Yes, and the equivalent of 175 billion dollars per year (4% of federal budget times 4.4T$/y). I'm going to go out on a limb and propose that the money may have helped, too.


That is not how inflationary comparisons work with government budgets. The entire documented cost of the Apollo program[1] was $25.4 billion over 11 years. Adjusted for 2018 dollars that's $153 billion over 11 years, which works out to just about $14 billion per year.

The total expenditure in the 2018 United States budget was $4.109 trillion[2] or %0.34 of yearly expenditures. Budgets do not follow inflationary trends even remotely, the 1961 expenditure[3] was $181.588 billion (wow that's pretty crazy). For the year that makes the Apollo program %1.2 of the federal expenditure.

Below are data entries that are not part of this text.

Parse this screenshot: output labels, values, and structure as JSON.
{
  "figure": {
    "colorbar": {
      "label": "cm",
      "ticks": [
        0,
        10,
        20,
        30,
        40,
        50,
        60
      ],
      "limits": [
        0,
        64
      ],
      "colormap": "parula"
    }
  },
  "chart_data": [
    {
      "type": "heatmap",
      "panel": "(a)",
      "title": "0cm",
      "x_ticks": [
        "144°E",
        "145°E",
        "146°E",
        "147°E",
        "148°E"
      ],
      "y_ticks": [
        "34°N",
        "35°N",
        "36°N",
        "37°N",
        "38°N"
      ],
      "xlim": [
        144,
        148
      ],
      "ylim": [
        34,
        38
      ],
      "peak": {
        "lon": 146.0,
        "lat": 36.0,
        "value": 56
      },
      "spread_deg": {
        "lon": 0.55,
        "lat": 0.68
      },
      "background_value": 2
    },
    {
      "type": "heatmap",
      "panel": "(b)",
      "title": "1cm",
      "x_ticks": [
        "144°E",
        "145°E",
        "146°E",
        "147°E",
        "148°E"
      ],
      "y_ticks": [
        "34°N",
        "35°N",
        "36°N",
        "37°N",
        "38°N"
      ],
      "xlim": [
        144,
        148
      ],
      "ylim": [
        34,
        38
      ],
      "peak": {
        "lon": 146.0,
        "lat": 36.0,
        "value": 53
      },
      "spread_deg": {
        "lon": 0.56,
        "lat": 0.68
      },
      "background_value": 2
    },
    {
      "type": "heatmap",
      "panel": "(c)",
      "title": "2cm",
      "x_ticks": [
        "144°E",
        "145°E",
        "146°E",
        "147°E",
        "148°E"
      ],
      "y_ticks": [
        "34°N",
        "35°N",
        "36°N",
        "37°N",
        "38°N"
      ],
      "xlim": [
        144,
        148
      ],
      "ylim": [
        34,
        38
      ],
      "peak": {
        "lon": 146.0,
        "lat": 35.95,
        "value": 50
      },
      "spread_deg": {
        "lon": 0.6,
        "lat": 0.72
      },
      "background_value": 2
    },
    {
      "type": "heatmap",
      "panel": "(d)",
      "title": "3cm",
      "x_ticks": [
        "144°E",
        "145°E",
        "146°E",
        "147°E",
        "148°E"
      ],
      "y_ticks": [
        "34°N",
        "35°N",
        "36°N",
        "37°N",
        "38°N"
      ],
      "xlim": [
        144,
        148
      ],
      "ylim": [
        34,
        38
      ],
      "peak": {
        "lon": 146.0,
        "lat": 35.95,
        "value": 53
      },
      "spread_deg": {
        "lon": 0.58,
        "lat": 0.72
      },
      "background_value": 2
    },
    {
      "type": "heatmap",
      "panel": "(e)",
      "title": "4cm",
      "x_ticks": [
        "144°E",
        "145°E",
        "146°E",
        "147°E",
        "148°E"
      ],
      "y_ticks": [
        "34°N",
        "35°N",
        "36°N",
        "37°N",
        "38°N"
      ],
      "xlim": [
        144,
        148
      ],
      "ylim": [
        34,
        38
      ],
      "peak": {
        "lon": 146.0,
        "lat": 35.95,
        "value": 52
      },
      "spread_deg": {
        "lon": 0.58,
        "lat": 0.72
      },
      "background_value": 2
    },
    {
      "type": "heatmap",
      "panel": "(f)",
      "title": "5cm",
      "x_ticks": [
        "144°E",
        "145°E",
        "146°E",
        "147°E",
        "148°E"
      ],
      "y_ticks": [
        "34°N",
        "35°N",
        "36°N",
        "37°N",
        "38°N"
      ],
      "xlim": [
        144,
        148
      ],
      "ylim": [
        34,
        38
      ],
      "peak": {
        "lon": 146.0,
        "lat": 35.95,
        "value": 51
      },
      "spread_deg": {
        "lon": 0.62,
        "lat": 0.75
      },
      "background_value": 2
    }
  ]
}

Another useful point of reference, the entire NASA organization in 2018 had an operating budget of $19.2 billion and this has to cover all of the mandated projects such as the SLS. They're also responsible for maintaining and monitoring a lot of infrastructure for other agencies (the weather service, DSN, etc) which wasn't the case during the Apollo mission. NASA itself is kind of left with scraps.

[1]: https://en.wikipedia.org/wiki/Apollo_program

[2]: https://en.wikipedia.org/wiki/2018_United_States_federal_bud...

[3]: https://www.usgovernmentdebt.us/spending_chart_1960_1970USb_...


> That is not how inflationary comparisons work

Right, but normalizing to the price of bread and milk is even more ridiculous than normalizing to the federal budget, which is not excellent for this purpose, as you point out.

In any case, thanks for digging up more numbers.

I stand by my claim that money (and enough assurance of continued money to bet everything on one large project) is key.


> normalizing to the price of bread and milk is even more ridiculous than normalizing to the federal budget

No it's not. Maybe normalize to the median income if you don't like bread and milk, but how much the government spends on education, health care, interest, military fleets, farm subsidies... that's not relevant to NASA's budget.


> Right, but normalizing to the price of bread and milk is even more ridiculous than normalizing to the federal budget, which is not excellent for this purpose, as you point out.

The CPI is composed of much more than that: https://www.bls.gov/cpi/tables/relative-importance/2016.pdf


The money was necessary. But if it had been run like a typical government program, it would have been 25 years before we landed on the moon.